The simple answer is this: “Disabling the emissions controls brought major advantages, including much better mileage—a big selling point in Volkswagen’s push to dominate in America.”
So wrote the New York Times. That put VW’s actions in the category of deliberate deception. In the light of today’s news stories about how it built its advertising campaign on those deceptions, it becomes egregious fraud, analogous to a Ponzi scheme. They promised—and aggressively sold—what they knew did not exist.
That is an extremely risky strategy for a multi-billion dollar global company. So one wonders why they did it.
Some have speculated that it made those claims while planning and hoping to find the technology that could make it work. But while that may have been the initial intent, it’s clear that they soon gave up trying to make it work, settling for “defeat technology,” instead, and fraud.
The Times suggested the motive was their ambition to displace Toyota as the world’s largest auto-maker. That seems more plausible. But whose ambition was that? I doubt that the workers on their assembly lines cared, or even if it mattered to investors, so long as the company turned in a good profit and its share price rose. It must have been the CEO and other top executives who stood to get the credit for a “victory” that would burnish their reputations.
In that case, it was a form of narcissism, but a pathological narcissism built on lies. Or is VW living in another world where ordinary measures of truth don’t apply?
Actually that may be the answer. Background stories that are now coming out about the scandal reveal that European carmakers “are used to getting away with a great deal,” according to The Guardian. “Their trickery is an open secret within the industry.” Volkswagen maintained for years that there was a problem with the testers, not the vehicles, a strategy that may have worked in the past, as lax European regulators left a lot up to the manufacturers themselves. They may have felt invulnerable.

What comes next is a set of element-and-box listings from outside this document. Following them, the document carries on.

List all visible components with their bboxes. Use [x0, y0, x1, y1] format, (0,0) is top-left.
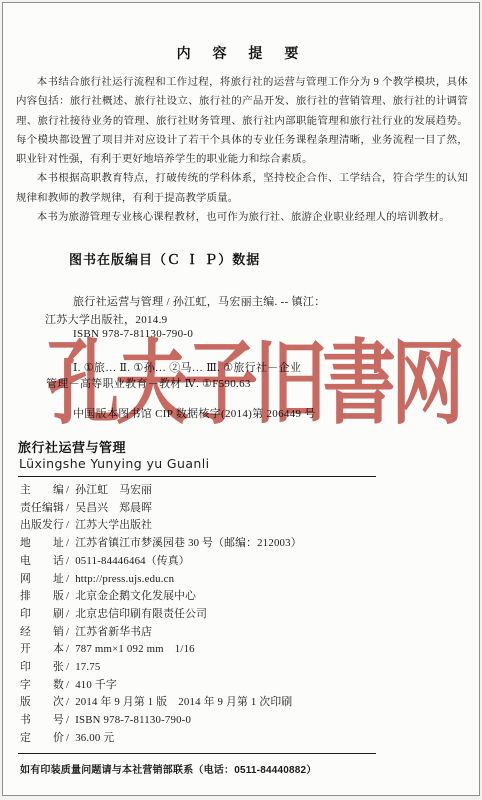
- cip-isbn-line: ISBN 978-7-81130-790-0: [73, 328, 193, 340]
- colophon-row: 版 次/2014 年 9 月第 1 版 2014 年 9 月第 1 次印刷: [20, 694, 466, 712]
- content-summary-section: 内 容 提 要 本书结合旅行社运行流程和工作过程，将旅行社的运营与管理工作分为 …: [16, 43, 468, 227]
- colophon-row-value: http://press.ujs.edu.cn: [75, 573, 174, 585]
- colophon-row-separator: /: [66, 730, 75, 748]
- colophon-row-value: 江苏省镇江市梦溪园巷 30 号（邮编：212003）: [75, 537, 302, 549]
- cip-publisher-line: 江苏大学出版社，2014.9: [45, 311, 167, 327]
- colophon-row-label: 责任编辑: [20, 500, 66, 518]
- summary-title: 内 容 提 要: [16, 43, 468, 63]
- colophon-row-value: 410 千字: [75, 679, 117, 691]
- colophon-row-label: 经 销: [20, 624, 66, 642]
- colophon-row-separator: /: [66, 588, 75, 606]
- colophon-row-label: 定 价: [20, 730, 66, 748]
- colophon-row-label: 主 编: [20, 482, 66, 500]
- colophon-row-label: 印 刷: [20, 606, 66, 624]
- colophon-row-label: 地 址: [20, 535, 66, 553]
- colophon-row-separator: /: [66, 641, 75, 659]
- colophon-row-label: 电 话: [20, 553, 66, 571]
- colophon-row-value: 0511-84446464（传真）: [75, 555, 190, 567]
- colophon-row-separator: /: [66, 694, 75, 712]
- colophon-row-value: 江苏大学出版社: [75, 519, 152, 531]
- cip-heading: 图书在版编目（Ｃ Ｉ Ｐ）数据: [69, 249, 260, 268]
- colophon-row-value: 17.75: [75, 661, 100, 673]
- book-title-pinyin: Lüxingshe Yunying yu Guanli: [19, 456, 209, 471]
- colophon-section: 旅行社运营与管理 Lüxingshe Yunying yu Guanli 主 编…: [18, 437, 468, 782]
- colophon-row-separator: /: [66, 659, 75, 677]
- colophon-row-value: 北京金企鹅文化发展中心: [75, 590, 196, 602]
- colophon-row-separator: /: [66, 606, 75, 624]
- colophon-row-separator: /: [66, 482, 75, 500]
- colophon-row: 经 销/江苏省新华书店: [20, 624, 466, 642]
- colophon-row: 书 号/ISBN 978-7-81130-790-0: [20, 712, 466, 730]
- colophon-row: 出版发行/江苏大学出版社: [20, 517, 466, 535]
- colophon-row-value: 北京忠信印刷有限责任公司: [75, 608, 207, 620]
- book-title: 旅行社运营与管理: [18, 437, 126, 456]
- cip-classification-line-2: 管理－高等职业教育－教材 Ⅳ. ①F590.63: [46, 375, 251, 391]
- colophon-row-label: 开 本: [20, 641, 66, 659]
- cip-record-number-line: 中国版本图书馆 CIP 数据核字(2014)第 206449 号: [73, 405, 316, 421]
- colophon-row: 责任编辑/吴昌兴 郑晨晖: [20, 500, 466, 518]
- colophon-row-separator: /: [66, 677, 75, 695]
- colophon-row: 印 张/17.75: [20, 659, 466, 677]
- colophon-row-separator: /: [66, 553, 75, 571]
- colophon-row-separator: /: [66, 712, 75, 730]
- colophon-row-label: 出版发行: [20, 517, 66, 535]
- colophon-row: 电 话/0511-84446464（传真）: [20, 553, 466, 571]
- colophon-row-value: 2014 年 9 月第 1 版 2014 年 9 月第 1 次印刷: [75, 696, 292, 708]
- colophon-row: 主 编/孙江虹 马宏丽: [20, 482, 466, 500]
- cip-title-line: 旅行社运营与管理 / 孙江虹，马宏丽主编. -- 镇江：: [73, 293, 326, 309]
- summary-paragraph: 本书结合旅行社运行流程和工作过程，将旅行社的运营与管理工作分为 9 个教学模块，…: [16, 73, 468, 169]
- colophon-row-label: 书 号: [20, 712, 66, 730]
- colophon-row-separator: /: [66, 571, 75, 589]
- divider-rule-bottom: [18, 753, 376, 754]
- colophon-row-label: 网 址: [20, 571, 66, 589]
- colophon-row: 字 数/410 千字: [20, 677, 466, 695]
- colophon-row: 网 址/http://press.ujs.edu.cn: [20, 571, 466, 589]
- colophon-row: 排 版/北京金企鹅文化发展中心: [20, 588, 466, 606]
- colophon-row: 印 刷/北京忠信印刷有限责任公司: [20, 606, 466, 624]
- summary-paragraph: 本书根据高职教育特点，打破传统的学科体系，坚持校企合作、工学结合，符合学生的认知…: [16, 169, 468, 208]
- colophon-row-separator: /: [66, 624, 75, 642]
- colophon-row-value: ISBN 978-7-81130-790-0: [75, 714, 191, 726]
- colophon-row: 地 址/江苏省镇江市梦溪园巷 30 号（邮编：212003）: [20, 535, 466, 553]
- colophon-row-value: 36.00 元: [75, 732, 114, 744]
- colophon-row-value: 787 mm×1 092 mm 1/16: [75, 643, 195, 655]
- divider-rule-top: [18, 476, 376, 477]
- colophon-row: 开 本/787 mm×1 092 mm 1/16: [20, 641, 466, 659]
- colophon-row-separator: /: [66, 535, 75, 553]
- colophon-row-label: 字 数: [20, 677, 66, 695]
- colophon-row-label: 排 版: [20, 588, 66, 606]
- colophon-row-value: 吴昌兴 郑晨晖: [75, 502, 152, 514]
- colophon-rows: 主 编/孙江虹 马宏丽责任编辑/吴昌兴 郑晨晖出版发行/江苏大学出版社地 址/江…: [20, 482, 466, 748]
- cip-data-section: 图书在版编目（Ｃ Ｉ Ｐ）数据 旅行社运营与管理 / 孙江虹，马宏丽主编. --…: [3, 249, 479, 429]
- colophon-row-label: 版 次: [20, 694, 66, 712]
- book-copyright-page: 内 容 提 要 本书结合旅行社运行流程和工作过程，将旅行社的运营与管理工作分为 …: [2, 2, 480, 796]
- colophon-row-value: 孙江虹 马宏丽: [75, 484, 152, 496]
- cip-classification-line-1: Ⅰ. ①旅… Ⅱ. ①孙… ②马… Ⅲ. ①旅行社－企业: [73, 359, 301, 375]
- colophon-row-separator: /: [66, 500, 75, 518]
- summary-paragraph: 本书为旅游管理专业核心课程教材，也可作为旅行社、旅游企业职业经理人的培训教材。: [16, 208, 468, 227]
- colophon-row-value: 江苏省新华书店: [75, 626, 152, 638]
- print-quality-note: 如有印装质量问题请与本社营销部联系（电话：0511-84440882）: [20, 761, 317, 776]
- colophon-row-separator: /: [66, 517, 75, 535]
- colophon-row-label: 印 张: [20, 659, 66, 677]
- colophon-row: 定 价/36.00 元: [20, 730, 466, 748]
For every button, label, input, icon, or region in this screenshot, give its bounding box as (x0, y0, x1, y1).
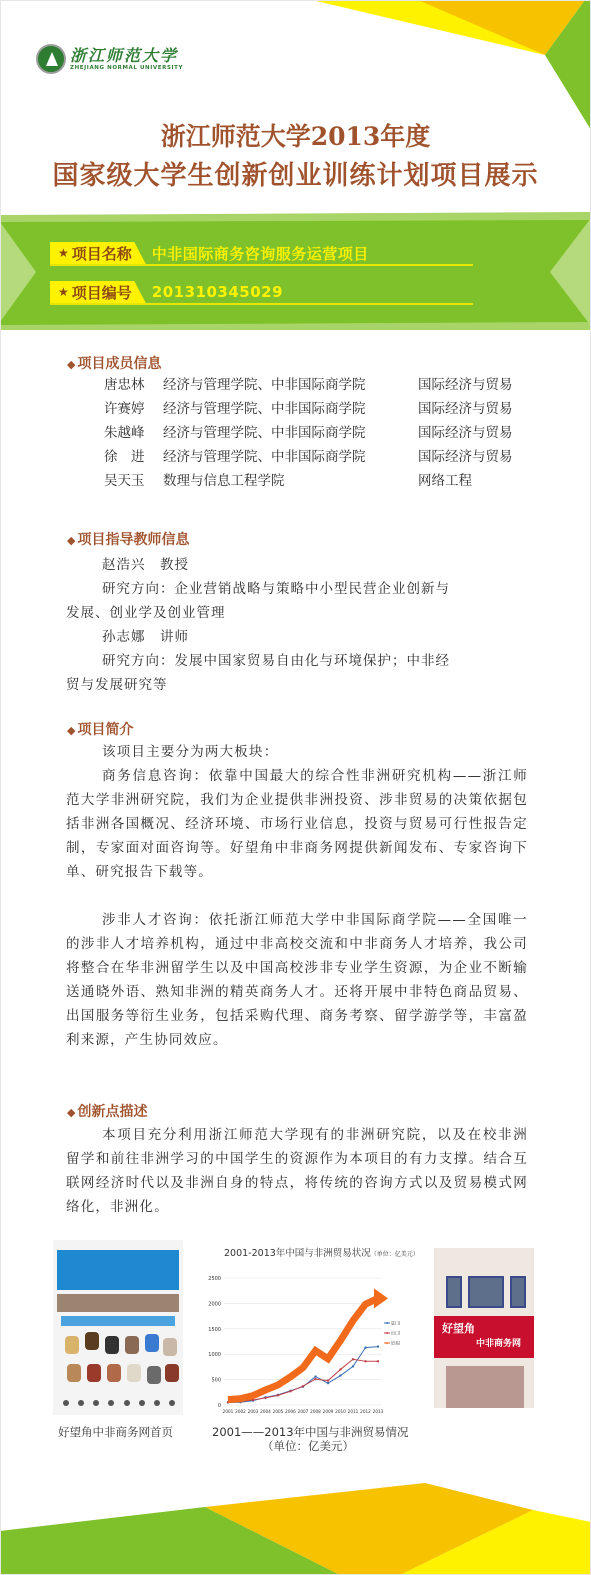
project-id-value: 201310345029 (152, 283, 283, 301)
svg-text:1000: 1000 (208, 1352, 221, 1358)
svg-text:2009: 2009 (323, 1409, 334, 1414)
svg-text:2004: 2004 (260, 1409, 271, 1414)
diamond-bullet-icon: ◆ (67, 724, 75, 737)
svg-text:2007: 2007 (298, 1409, 309, 1414)
website-homepage-image (53, 1240, 183, 1415)
advisor-research: 研究方向：企业营销战略与策略中小型民营企业创新与 (102, 577, 450, 597)
poster-title-line1: 浙江师范大学2013年度 (0, 117, 591, 153)
svg-text:0: 0 (218, 1403, 221, 1409)
diamond-bullet-icon: ◆ (67, 358, 75, 371)
storefront-photo: 好望角 中非商务网 (434, 1248, 534, 1408)
svg-text:2006: 2006 (285, 1409, 296, 1414)
advisor-research: 研究方向：发展中国家贸易自由化与环境保护；中非经 (102, 649, 450, 669)
logo-name-cn: 浙江师范大学 (70, 47, 183, 65)
star-icon: ★ (58, 246, 69, 260)
svg-text:2010: 2010 (335, 1409, 346, 1414)
svg-text:2005: 2005 (273, 1409, 284, 1414)
innovation-heading: ◆创新点描述 (67, 1101, 147, 1121)
innovation-paragraph: 本项目充分利用浙江师范大学现有的非洲研究院，以及在校非洲留学和前往非洲学习的中国… (66, 1123, 528, 1219)
intro-paragraph-3: 涉非人才咨询：依托浙江师范大学中非国际商学院——全国唯一的涉非人才培养机构，通过… (66, 908, 528, 1052)
svg-text:2002: 2002 (235, 1409, 246, 1414)
svg-text:2001: 2001 (223, 1409, 234, 1414)
svg-text:500: 500 (211, 1378, 221, 1384)
star-icon: ★ (58, 285, 69, 299)
svg-text:进口额: 进口额 (391, 1320, 400, 1326)
advisor-research-cont: 贸与发展研究等 (66, 673, 168, 693)
intro-paragraph-2: 商务信息咨询：依靠中国最大的综合性非洲研究机构——浙江师范大学非洲研究院，我们为… (66, 764, 528, 884)
svg-text:2013: 2013 (373, 1409, 384, 1414)
svg-text:2500: 2500 (208, 1276, 221, 1282)
poster-title-line2: 国家级大学生创新创业训练计划项目展示 (0, 155, 591, 192)
university-seal-icon (36, 44, 66, 74)
advisor-name: 赵浩兴 教授 (102, 553, 189, 573)
members-heading: ◆项目成员信息 (67, 353, 161, 373)
logo-name-en: ZHEJIANG NORMAL UNIVERSITY (70, 65, 183, 72)
svg-text:出口额: 出口额 (391, 1330, 400, 1336)
svg-text:2003: 2003 (248, 1409, 259, 1414)
svg-text:2008: 2008 (310, 1409, 321, 1414)
svg-text:2012: 2012 (360, 1409, 371, 1414)
svg-text:2000: 2000 (208, 1301, 221, 1307)
project-id-row: ★ 项目编号 201310345029 (50, 281, 283, 303)
diamond-bullet-icon: ◆ (67, 1106, 75, 1119)
advisor-research-cont: 发展、创业学及创业管理 (66, 601, 226, 621)
poster: 浙江师范大学 ZHEJIANG NORMAL UNIVERSITY 浙江师范大学… (0, 0, 591, 1575)
intro-paragraph-1: 该项目主要分为两大板块： (66, 740, 528, 764)
website-caption: 好望角中非商务网首页 (58, 1424, 173, 1440)
advisor-name: 孙志娜 讲师 (102, 625, 189, 645)
project-id-label: 项目编号 (72, 282, 132, 303)
advisors-heading: ◆项目指导教师信息 (67, 529, 189, 549)
trade-chart: 2001-2013年中国与非洲贸易状况（单位：亿美元） 050010001500… (200, 1245, 400, 1415)
divider (50, 264, 473, 266)
chart-caption-line2: （单位：亿美元） (262, 1438, 354, 1454)
diamond-bullet-icon: ◆ (67, 534, 75, 547)
project-name-row: ★ 项目名称 中非国际商务咨询服务运营项目 (50, 242, 369, 264)
store-sign: 好望角 中非商务网 (434, 1316, 534, 1358)
project-name-value: 中非国际商务咨询服务运营项目 (152, 243, 369, 264)
project-name-label: 项目名称 (72, 243, 132, 264)
project-id-tag: ★ 项目编号 (50, 281, 146, 303)
divider (50, 303, 473, 305)
svg-text:贸易额: 贸易额 (391, 1340, 400, 1346)
svg-text:2011: 2011 (348, 1409, 359, 1414)
project-name-tag: ★ 项目名称 (50, 242, 146, 264)
university-logo: 浙江师范大学 ZHEJIANG NORMAL UNIVERSITY (36, 44, 183, 74)
svg-text:1500: 1500 (208, 1327, 221, 1333)
intro-heading: ◆项目简介 (67, 719, 133, 739)
chart-plot: 0500100015002000250020012002200320042005… (200, 1245, 400, 1415)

But it is also true that the coherence and integrity of the company may be largely an illusion. Another way of putting this is that there may not be as much “they” as we tend to think when we talk about it. VW may have a legal structure, and it may contain a collection of well-known brands, but, in the final analysis, it may actually be a poorly managed collection of bits. That would be difficult for an outsider to see
It is an unusually structured company, to begin with, responsibility divided among board members elected by shareholders, some chosen by unions, and some by government. Moreover, it is iconic, its identity coming largely from external factors, including it role in German society. Add the fact that it is global with diverse products, we have a recipe for internal conflict and disarray.
In other words, there may be little that actually holds it all together. A fitting analogy in terms of U.S. business might be a bank that’s deemed “too big to fail,” which actually means too big to manage, too sprawling and diverse to be controlled.